The eradication of SUPs extends to each hotels’ back-of-house operations. All staff canteens are now free from plastic cups and cutlery. Breakfast items like cereals, yogurts and spreads will now be purchased in larger quantities and served in glass bowls, ramekins and jars at the breakfast buffet. In the kitchen, the executive chef and teams at each hotel are now using reusable piping bags made from materials such as silicone to cultivate decorations on cakes, pastries and chocolates. 

As for the hotel rooms, plastic bin liners are no longer used for individual bins in offices, bathrooms and communal staff areas. Coasters that were once placed under bedside water glasses or drinks at the bar are now composed of reusable materials, such as cork and leather or recyclable paper. Remote controls are also no longer placed in plastic bags; instead, a recycled paper wrap is now used to advise guests the remote in their room has been sanitized. 

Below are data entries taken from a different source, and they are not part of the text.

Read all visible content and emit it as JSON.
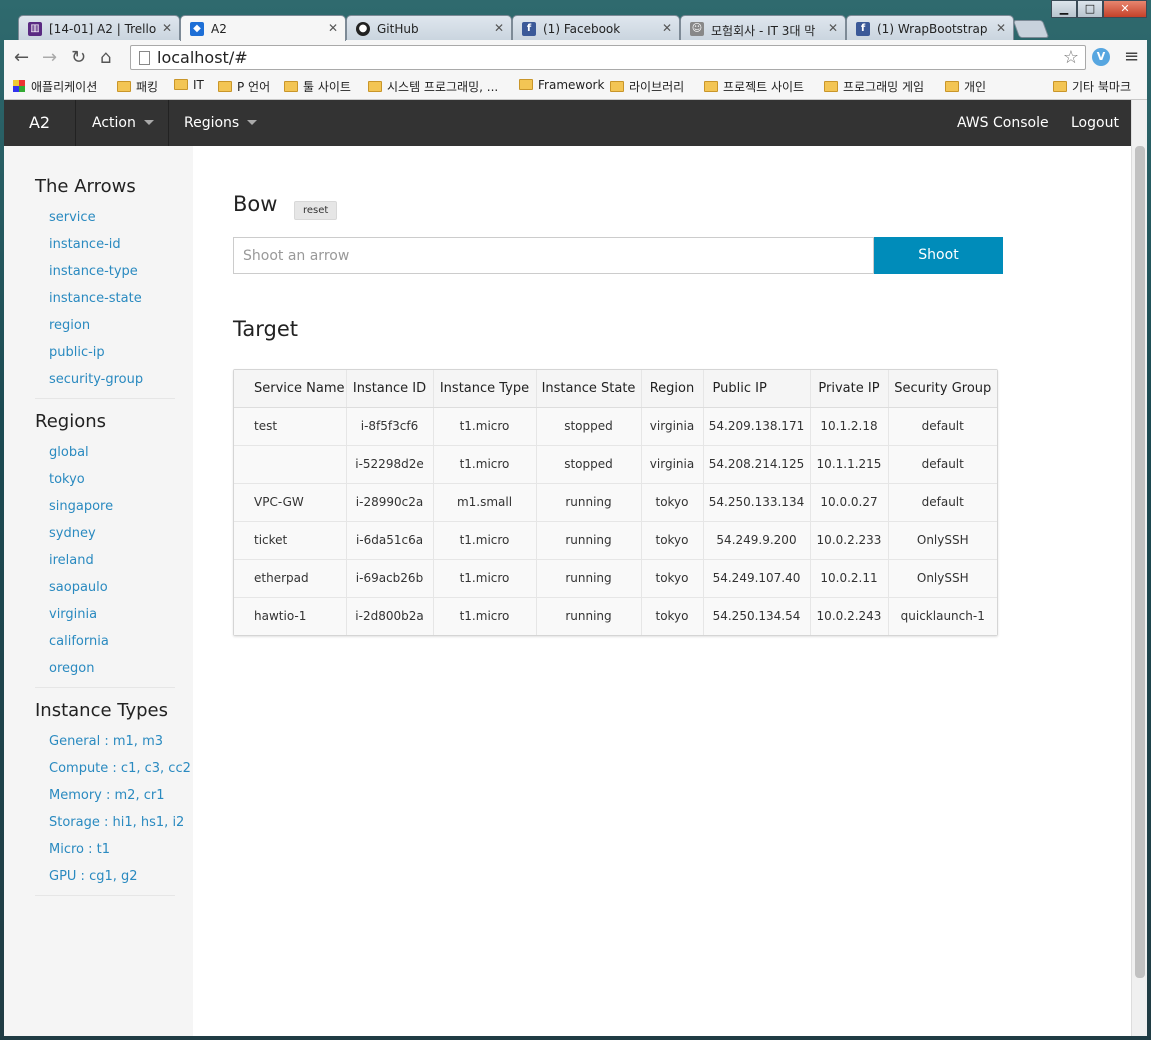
{
  "browser": {
    "tabs": [
      {
        "label": "[14-01] A2 | Trello",
        "icon": "trello-icon",
        "color": "#5a2a82"
      },
      {
        "label": "A2",
        "icon": "a2-icon",
        "color": "#1e6fd6",
        "active": true
      },
      {
        "label": "GitHub",
        "icon": "github-icon",
        "color": "#222222"
      },
      {
        "label": "(1) Facebook",
        "icon": "facebook-icon",
        "color": "#3b5998"
      },
      {
        "label": "모험회사 - IT 3대 막",
        "icon": "page-icon",
        "color": "#888888"
      },
      {
        "label": "(1) WrapBootstrap",
        "icon": "facebook-icon",
        "color": "#3b5998"
      }
    ],
    "url": "localhost/#",
    "bookmarks": [
      "애플리케이션",
      "패킹",
      "IT",
      "P 언어",
      "툴 사이트",
      "시스템 프로그래밍, ...",
      "Framework",
      "라이브러리",
      "프로젝트 사이트",
      "프로그래밍 게임",
      "개인"
    ],
    "other_bookmarks": "기타 북마크"
  },
  "navbar": {
    "brand": "A2",
    "action": "Action",
    "regions": "Regions",
    "aws_console": "AWS Console",
    "logout": "Logout"
  },
  "sidebar": {
    "arrows_heading": "The Arrows",
    "arrows": [
      "service",
      "instance-id",
      "instance-type",
      "instance-state",
      "region",
      "public-ip",
      "security-group"
    ],
    "regions_heading": "Regions",
    "regions": [
      "global",
      "tokyo",
      "singapore",
      "sydney",
      "ireland",
      "saopaulo",
      "virginia",
      "california",
      "oregon"
    ],
    "types_heading": "Instance Types",
    "types": [
      "General : m1, m3",
      "Compute : c1, c3, cc2",
      "Memory : m2, cr1",
      "Storage : hi1, hs1, i2",
      "Micro : t1",
      "GPU : cg1, g2"
    ]
  },
  "bow": {
    "title": "Bow",
    "reset": "reset",
    "placeholder": "Shoot an arrow",
    "shoot": "Shoot"
  },
  "target": {
    "title": "Target",
    "columns": [
      "Service Name",
      "Instance ID",
      "Instance Type",
      "Instance State",
      "Region",
      "Public IP",
      "Private IP",
      "Security Group"
    ],
    "rows": [
      [
        "test",
        "i-8f5f3cf6",
        "t1.micro",
        "stopped",
        "virginia",
        "54.209.138.171",
        "10.1.2.18",
        "default"
      ],
      [
        "",
        "i-52298d2e",
        "t1.micro",
        "stopped",
        "virginia",
        "54.208.214.125",
        "10.1.1.215",
        "default"
      ],
      [
        "VPC-GW",
        "i-28990c2a",
        "m1.small",
        "running",
        "tokyo",
        "54.250.133.134",
        "10.0.0.27",
        "default"
      ],
      [
        "ticket",
        "i-6da51c6a",
        "t1.micro",
        "running",
        "tokyo",
        "54.249.9.200",
        "10.0.2.233",
        "OnlySSH"
      ],
      [
        "etherpad",
        "i-69acb26b",
        "t1.micro",
        "running",
        "tokyo",
        "54.249.107.40",
        "10.0.2.11",
        "OnlySSH"
      ],
      [
        "hawtio-1",
        "i-2d800b2a",
        "t1.micro",
        "running",
        "tokyo",
        "54.250.134.54",
        "10.0.2.243",
        "quicklaunch-1"
      ]
    ]
  },
  "colors": {
    "navbar": "#333333",
    "link": "#2a8ac0",
    "primary_button": "#008cba"
  }
}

All 17 properties have been working with individual laundry partners to ensure laundry is collected and delivered without the use of plastic packaging. For example, the towels, bed and restaurant linen at The Montague on the Gardens in London’s Bloomsbury neighborhood is now sent and delivered in cages and protected by re-usable fabric bags instead of plastic. The hotel teams also arrange for a toothbrush with a bamboo or wooden handle to be delivered to the guest's room if required. Other accessories, such as plastic pens and envelopes, have also been removed from operation and replaced with sustainable alternatives.